De ces tassili dévoniens, dont les principaux fournissent des points d’eau au tanezrouft, on peut, au point de vue de la Géographie humaine, rapprocher le massif d’In Zize. Son sommet, élevé de 300 mètres au-dessus de la pénéplaine, son grand diamètre qui dépasse 30 kilomètres, le font reconnaître de très loin et il est difficile, même à un guide médiocre, de manquer l’aguelman qui a rendu In Zize célèbre au Sahara.
On comprend que sur ce massif élevé (800 m.) les orages soient moins rares que dans le tanezrouft voisin (500 m.).
Il y a plusieurs points d’eau dans ce massif montagneux ; nous en avons vu deux. Le premier est au pied d’une cascade : il est nettement une marmite de géants. Le second, l’aguelman permanent d’In Zize ([Pl. XXXV,] p. 258), à quelques kilomètres en amont du premier, a bien probablement la même origine ; en tout cas, s’il est une diatrème, un cratère d’explosion, il n’est qu’un appareil adventif de faible importance ; le cratère principal du volcan doit être cherché beaucoup plus à l’est, entre In Zize et Tihimati.
Cet aguelman est alimenté surtout par les eaux souterraines qui circulent à travers les laves ; Gautier a vu deux fois In Zize, en 1903 et en 1905 : à son premier voyage les acacias, dans l’oued, étaient desséchés et l’aguelman d’aval était vide. En 1905, l’oued avait reverdi, mais le niveau de l’eau dans l’aguelman principal avait baissé de deux mètres, preuve qu’il n’est pas alimenté directement par l’eau des orages ruisselant à la surface, eau qui avait revivifié les talah, mais par une nappe plus profonde.
Tout à côté, l’Adrar Nahlet possède aussi un aguelman, complété par une source à faible débit.

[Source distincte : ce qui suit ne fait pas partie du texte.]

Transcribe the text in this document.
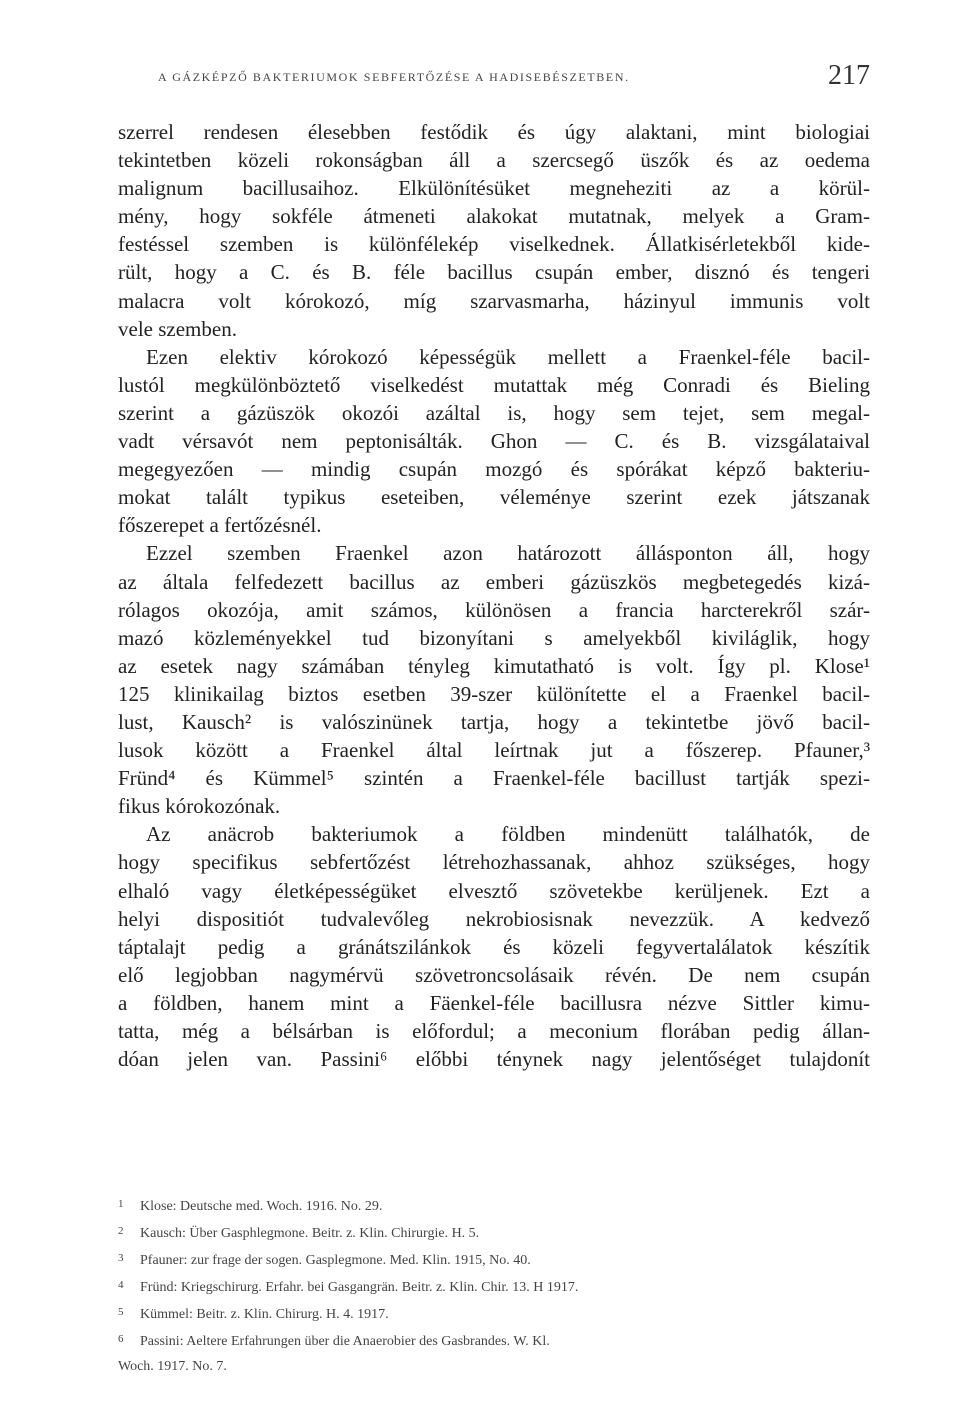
A GÁZKÉPZŐ BAKTERIUMOK SEBFERTŐZÉSE A HADISEBÉSZETBEN.	217
szerrel rendesen élesebben festődik és úgy alaktani, mint biologiai
tekintetben közeli rokonságban áll a szercsegő üszők és az oedema
malignum bacillusaihoz. Elkülönítésüket megneheziti az a körül-
mény, hogy sokféle átmeneti alakokat mutatnak, melyek a Gram-
festéssel szemben is különfélekép viselkednek. Állatkisérletekből kide-
rült, hogy a C. és B. féle bacillus csupán ember, disznó és tengeri
malacra volt kórokozó, míg szarvasmarha, házinyul immunis volt
vele szemben.
Ezen elektiv kórokozó képességük mellett a Fraenkel-féle bacil-
lustól megkülönböztető viselkedést mutattak még Conradi és Bieling
szerint a gázüszök okozói azáltal is, hogy sem tejet, sem megal-
vadt vérsavót nem peptonisálták. Ghon — C. és B. vizsgálataival
megegyezően — mindig csupán mozgó és spórákat képző bakteriu-
mokat talált typikus eseteiben, véleménye szerint ezek játszanak
főszerepet a fertőzésnél.
Ezzel szemben Fraenkel azon határozott állásponton áll, hogy
az általa felfedezett bacillus az emberi gázüszkös megbetegedés kizá-
rólagos okozója, amit számos, különösen a francia harcterekről szár-
mazó közleményekkel tud bizonyítani s amelyekből kiviláglik, hogy
az esetek nagy számában tényleg kimutatható is volt. Így pl. Klose¹
125 klinikailag biztos esetben 39-szer különítette el a Fraenkel bacil-
lust, Kausch² is valószinünek tartja, hogy a tekintetbe jövő bacil-
lusok között a Fraenkel által leírtnak jut a főszerep. Pfauner,³
Fründ⁴ és Kümmel⁵ szintén a Fraenkel-féle bacillust tartják spezi-
fikus kórokozónak.
Az anäcrob bakteriumok a földben mindenütt találhatók, de
hogy specifikus sebfertőzést létrehozhassanak, ahhoz szükséges, hogy
elhaló vagy életképességüket elvesztő szövetekbe kerüljenek. Ezt a
helyi dispositiót tudvalevőleg nekrobiosisnak nevezzük. A kedvező
táptalajt pedig a gránátszilánkok és közeli fegyvertalálatok készítik
elő legjobban nagymérvü szövetroncsolásaik révén. De nem csupán
a földben, hanem mint a Fäenkel-féle bacillusra nézve Sittler kimu-
tatta, még a bélsárban is előfordul; a meconium florában pedig állan-
dóan jelen van. Passini⁶ előbbi ténynek nagy jelentőséget tulajdonít
1 Klose: Deutsche med. Woch. 1916. No. 29.
2 Kausch: Über Gasphlegmone. Beitr. z. Klin. Chirurgie. H. 5.
3 Pfauner: zur frage der sogen. Gasplegmone. Med. Klin. 1915, No. 40.
4 Fründ: Kriegschirurg. Erfahr. bei Gasgangrän. Beitr. z. Klin. Chir. 13. H 1917.
5 Kümmel: Beitr. z. Klin. Chirurg. H. 4. 1917.
6 Passini: Aeltere Erfahrungen über die Anaerobier des Gasbrandes. W. Kl.
Woch. 1917. No. 7.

Je n’ai vu ce massif que de nuit ; son relief est trop marqué pour qu’il soit bien vieux, et sa silhouette rappelle In Zize.
Dans toutes les parties où il est formé de roches cristallines imperméables, le tanezrouft paraît incurable : des travaux de sondage n’y donneraient rien. Tout au plus peut-on songer à améliorer les voies d’accès à certains points d’eau, et à mieux aménager quelques puits : ce travail a été commencé par la compagnie du Tidikelt.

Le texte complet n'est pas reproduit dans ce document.